When asked if more scientific research can help solve problems in the software industry, he said computer today is a “tool” that is being used across sectors. “In life sciences, in social sciences, you need advanced computing tools for everything,” he says, adding that computers can by no means be limited to one sector or one industry alone.

Nature of start-ups

While there’s an increase in the number of start-ups in Bangalore, and elsewhere in India, he concedes that most of them are focussed on building new ways to apply existing technologies for business benefits. “The other kinds of start-up, which use computer science and work to create a new version of an operating system and all that, are quite few and far between. But that’s the way it is across the world.”
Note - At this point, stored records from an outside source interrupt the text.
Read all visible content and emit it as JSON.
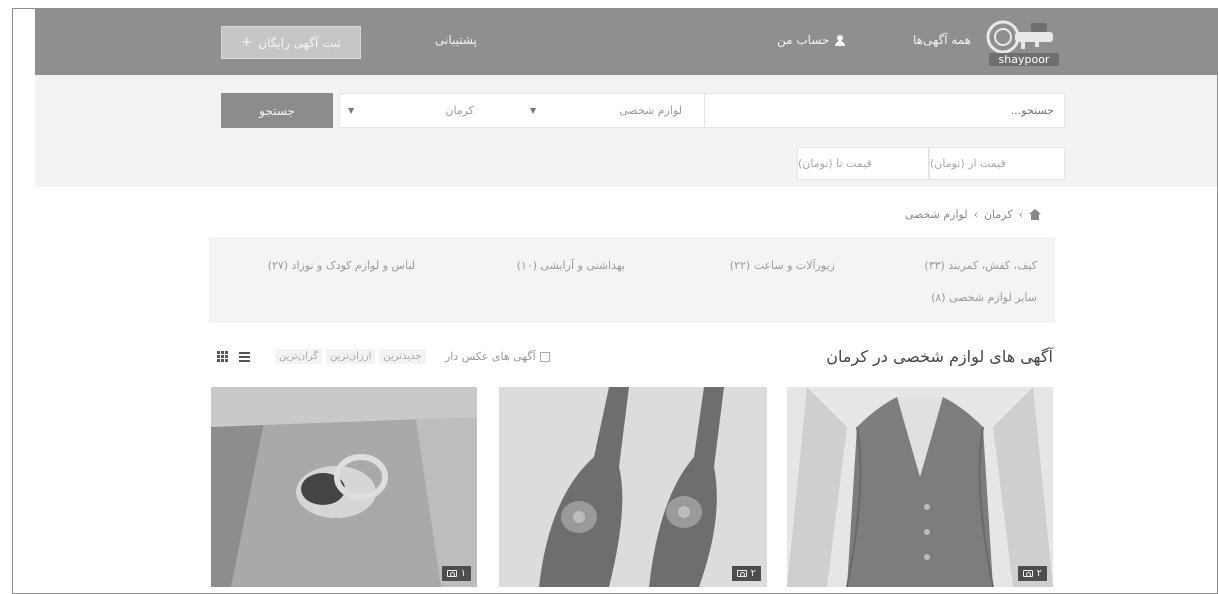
{
  "header": {
    "post_ad_label": "ثبت آگهی رایگان",
    "support_label": "پشتیبانی",
    "account_label": "حساب من",
    "all_ads_label": "همه آگهی‌ها",
    "logo_text": "shaypoor"
  },
  "search": {
    "button_label": "جستجو",
    "placeholder": "جستجو...",
    "city_select": "کرمان",
    "category_select": "لوازم شخصی",
    "price_min_placeholder": "قیمت از (تومان)",
    "price_max_placeholder": "قیمت تا (تومان)"
  },
  "breadcrumb": [
    "کرمان",
    "لوازم شخصی"
  ],
  "subcategories": [
    "کیف، کفش، کمربند (۳۳)",
    "زیورآلات و ساعت (۲۲)",
    "بهداشتی و آرایشی (۱۰)",
    "لباس و لوازم کودک و نوزاد (۲۷)",
    "سایر لوازم شخصی (۸)"
  ],
  "listing": {
    "title": "آگهی های لوازم شخصی در کرمان",
    "photo_filter_label": "آگهی های عکس دار",
    "sort_options": [
      "جدیدترین",
      "ارزان‌ترین",
      "گران‌ترین"
    ]
  },
  "cards": [
    {
      "photo_count": "۲",
      "subject": "vest",
      "camera_icon": "camera-icon"
    },
    {
      "photo_count": "۲",
      "subject": "shoes",
      "camera_icon": "camera-icon"
    },
    {
      "photo_count": "۱",
      "subject": "ring",
      "camera_icon": "camera-icon"
    }
  ],
  "colors": {
    "header_bg": "#8f8f8f",
    "search_band_bg": "#f3f3f3",
    "button_bg": "#8c8c8c"
  }
}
Most of the start-ups, he says, are involved with apps, and an increasing number of them are getting into the exciting gaming space. “And then there are related fields actually, for example, in the use of technology for animation. There’s a lot of science behind it. It’s amazing how now you can’t even make out what’s real and what’s animated.”

Research, IP creation

In our own sector, clearly, the investment into research and into IP creation is increasing, he says. “In the last five years, according to data I have seen, the number of patents filed out of India in computer science has increased 30 times. Of course, it’s a low base, so we can’t entirely be satisfied, but it’s actually pretty good. It’s mostly coming from industry, as industry has taken the lead in filing for patents today.”

It’s all a mix, Mr. Gopalakrishnan insists.

The way he sees it, he explains, the “flow” involves research, innovation, entrepreneurship, start-up activity and large companies, in that order.

The use of computing, he says, has to increase in every field. For instance, he says there is a significant increase in the use of computing and technologies in the field of agriculture, “all the way from looking at census on the ground, to figuring out when to fertilise and so on”.

The use of technology is increasing for outreach, for instance, farmers using mobiles to reach out to experts, or to understand how the market is working. What we need to do next, Mr. Gopalakrishnan says, is to scale it up. With mobile penetration at around 80 per cent, he adds, “I see no reason why we cannot do this, and do this fast”.

The other part is to look at newer applications and newer technologies. “That’s where I feel that collaboration with research institutions and academic institutions must happen to leverage research and science more... how do you create higher efficiency solar cell, how do you create energy-efficient building or materials that are energy-efficient. Look at Bangalore, we’re plagued by the garbage problem, we need to see how solutions can come from technology and science,” he says.